BATRA strangle positions are structurally neutral / high-volatility (long premium, OTM); the modeled P&L assumes European-style exercise at expiration and ignores early assignment, transaction costs, dividends paid before expiry on the stock leg (when present), and the bid-ask spread on the listed chain. BATRA positions also carry Communication Services sector concentration risk; news flow inside the sector (peer earnings, regulatory shifts, supply-chain headlines) can move BATRA alongside the broader basket even when BATRA-specific fundamentals are unchanged. Always rebuild the position from current BATRA chain quotes before placing a trade.

Frequently asked questions

What is a strangle on BATRA?
A strangle on BATRA is the strangle strategy applied to BATRA (stock).
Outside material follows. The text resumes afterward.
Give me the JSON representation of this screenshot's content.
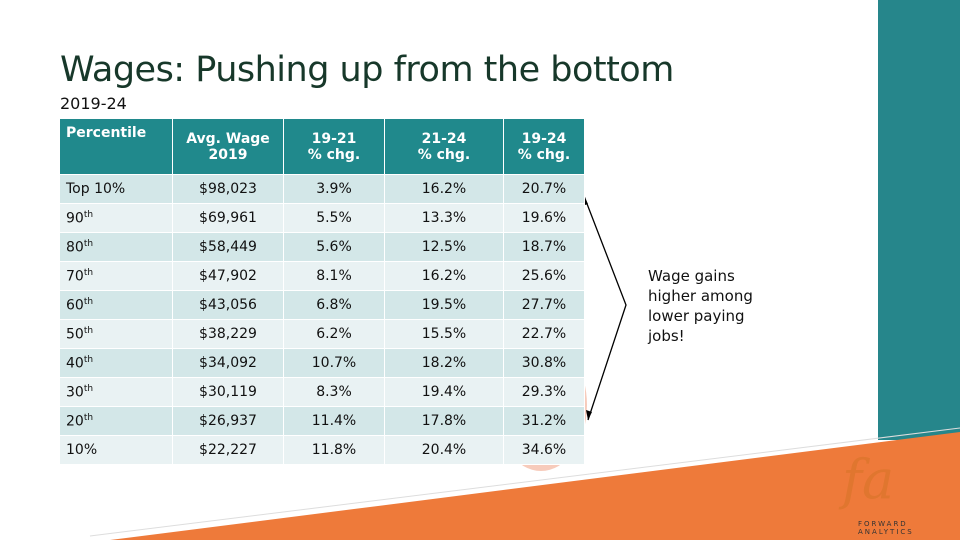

The strategy is structurally neutral / high-volatility (long premium, OTM): A long strangle buys an OTM call and an OTM put at offset strikes, cheaper than a straddle but requiring a larger underlying move to profit since both wings start out-of-the-money. With BATRA stock trading near $54.06, the strikes shown on this page are snapped to the nearest listed BATRA chain strike and the premiums come straight from the end-of-day bid/ask midpoint.
How are BATRA strangle max profit and max loss calculated?
Upside max profit is unbounded; downside max profit is bounded at the put strike minus the combined debit (reached at zero). Max loss equals the combined debit times 100 (reached anywhere between the two OTM strikes). Two breakevens at call-strike plus debit and put-strike minus debit. For the BATRA strangle priced from the end-of-day chain at a 30-day expiry (ATM IV 31.50%), the computed maximum profit is unbounded per contract and the computed maximum loss is unbounded per contract. Live intraday quotes will differ as the chain moves through the trading session.
What is the breakeven for a BATRA strangle?
The breakeven for the BATRA strangle priced on this page is no defined breakeven on the modeled curve at expiration, derived from end-of-day chain premiums. Breakeven is the underlying price at which the strategy's P&L crosses zero ignoring transaction costs and assignment risk. The current BATRA market-implied 1-standard-deviation expected move is approximately 9.03%; if the move sits well outside the breakeven distance, the structure's risk-reward becomes correspondingly tighter.
When should you consider a strangle on BATRA?
Strangles on BATRA are the cheaper cousin of the straddle - traders use them when they want a large directional move but are willing to give up the inner-strike sensitivity in exchange for a lower up-front debit on the BATRA chain.
How does current BATRA implied volatility affect this strangle?
BATRA ATM IV is at 31.50% with IV rank near 7.30%, which is on the low end of its 1-year range. Premium-buying structures (long call, long put, debit spreads) are relatively cheap in this regime; premium-selling structures collect less credit per unit risk.